Sigmund Freud, Begründer der Psychoanalyse (1856-1939) |
"Die
Grundannahme der Triebtheorie lautet: Im Organismus gibt es eine
angeborene Quelle, die fortwährend aggressive Impulse produziert. Diese
Impulse müssen sich auf die eine oder andere Weise, wenn auch nicht
unbedingt zerstörerisch, im Verhalten ausdrücken können (...); andernfalls
führen sie zu seelischen Störungen. Die bekanntesten Vertreter einer solchen
Auffassung sind Sigmund Freud und Konrad Lorenz, wobei
allerdings der Freudsche Trieb letztlich auf Selbstvernichtung gerichtet ist
('Todestrieb') und nur durch Mischung mit dem Sexualtrieb nach außen gelenkt
wird, während Lorenz einen spezifischen, gegen die Artgenossen gerichteten
Kampftrieb meint. In der modernen Psychologie gibt es kaum noch Anhänger der
Triebtheorie (...).
Die Frustrationstheorie besagt: Aggressives Verhalten beruht auf
aggressiven Impulsen, die durch sogenannte Frustrationen entstehen. Darunter
wurde ursprünglich nur die Störung einer zielgerichteten Aktivität
verstanden; später erweiterte sich der Begriff auf alle aversiven,
unangenehmen Ereignisse (Angriffe, Belästigungen, Entbehrungen usw.). In
jedem Fall entsteht das Aggressionsbedürfnis, anders als bei der
Triebtheorie, nicht von selbst, sondern reaktiv. Allerdings: Einmal
entstanden, muss es dann in irgendeiner Form zum Ausdruck kommen (...). Dass
aggressive Impulse durch Frustrationen entstehen, wie Energien wirken und
irgendwo ihr Ventil brauchen, sind übrigens auch in der Öffentlichkeit
außerordentlich populäre Vorstellungen. |
Die
Frustrationstheorie wurde vielfach modifiziert, und dabei wurde die Rolle
von Frustrationen als Aggressionsauslöser erheblich relativiert. Unumstritten
ist heute, dass ein frustrierendes Ereignis außer Aggression auch konstruktives
Bemühen, Resignation, Ausweichen, Tagträumerei, Humor, Selbstbetäubung (Alkohol
usw.) und andere Verhaltensweisen hervorrufen kann und eine aggressive Reaktion
nur unter bestimmten Bedingungen zu erwarten ist. So muss das Ereignis von der
Person ernsthaft als 'ärgerlich' bewertet werden (z.B. als 'ungehöriges'
Verhalten), denn nur dann entstehen tatsächlich Ärgergefühle, und auch die
setzen sich noch nicht automatisch in aggressives Verhalten um, sondern wiederum
nur, wenn die Person dies als Verhaltensgewohnheit gelernt hat, wenn sie keine
Aggressionshemmungen empfindet, wenn bestimmte Personen an- oder abwesend sind
usw.
Frustrationen führen also keineswegs immer zu aggressivem Verhalten. Doch auch
in anderer Hinsicht ist die Frustrationstheorie einzuschränken: Wenn
aggressives Verhalten auftritt, so ist dies nicht immer eine Reaktion auf eine
Frustration; es kann auch andere Gründe haben. Es gibt z.B. Gewalthandlungen auf
Befehl, die gedankenlose Nachahmung in einer Gruppe oder Gewalttaten zur
Bereicherung (Raubmorde, Erpressung usw.).
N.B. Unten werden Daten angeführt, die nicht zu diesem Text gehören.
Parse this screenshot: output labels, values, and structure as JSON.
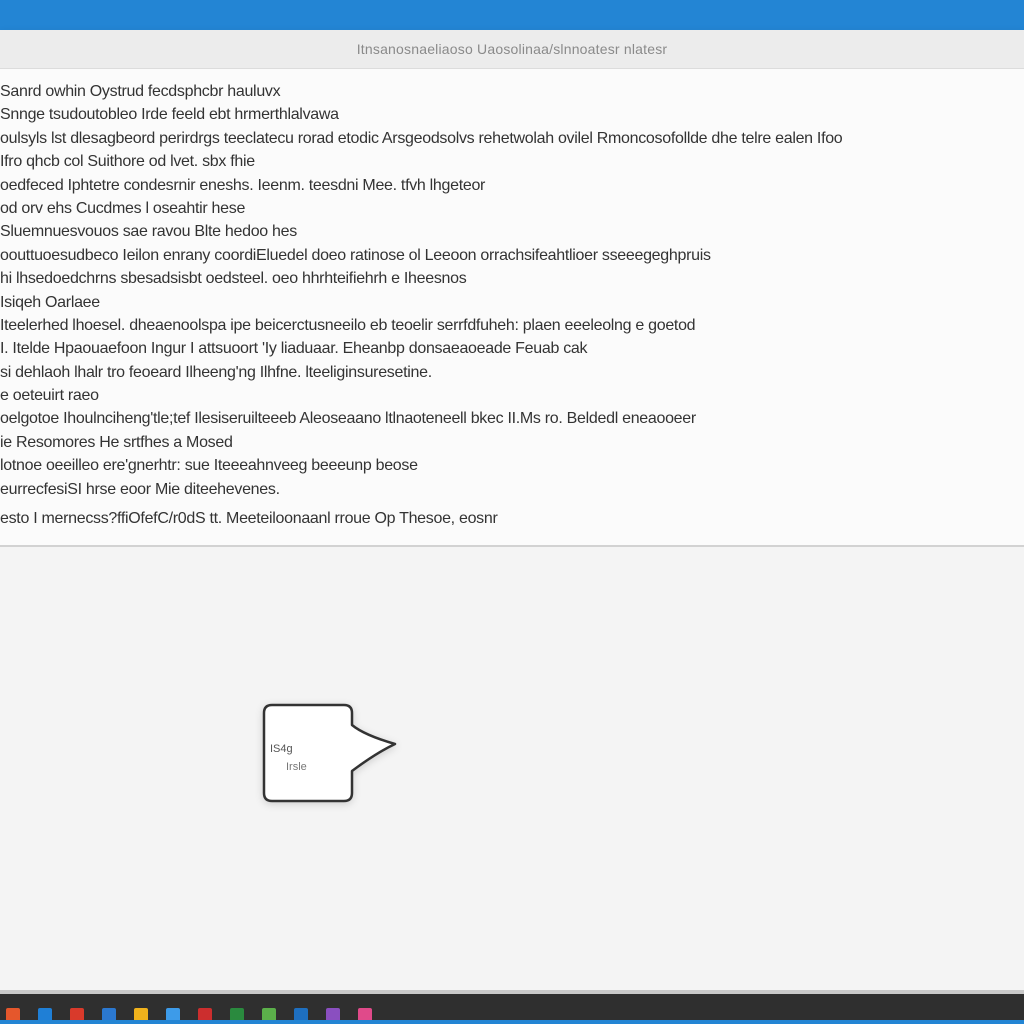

Als eine mögliche und häufig vorkommende Bedingung für aggressives Verhalten
bleiben Frustrationen aber durchaus bedeutsam. Sie zu vermindern - im
persönlichen Bereich etwa durch einfühlsameren Umgang mit anderen Menschen, auf
gesellschaftlicher Ebene durch gerechtere Lebensbedingungen -, bleibt daher ein
wichtiger Ansatzpunkt zur Aggressionsverminderung. Da Frustrationen in
gewissem Grade aber unvermeidlich sind, ist es zugleich wichtig, mit ihnen
anders 'umzugehen' (...). Bekanntlich unterscheiden sich Menschen in der Art des
Umgangs mit Frustrationen erheblich, und dabei dürfte das Lernen eine
entscheidende Rolle spielen."
[... zum Abschnitt "Lerntheorie"]
[aus: Hans-Peter Nolting, Aggression
ist nicht gleich Aggression. Ein Überblick aus psychologischer Sicht; in: Der
Bürger im Staat 43, 2/1993, S. 92-93]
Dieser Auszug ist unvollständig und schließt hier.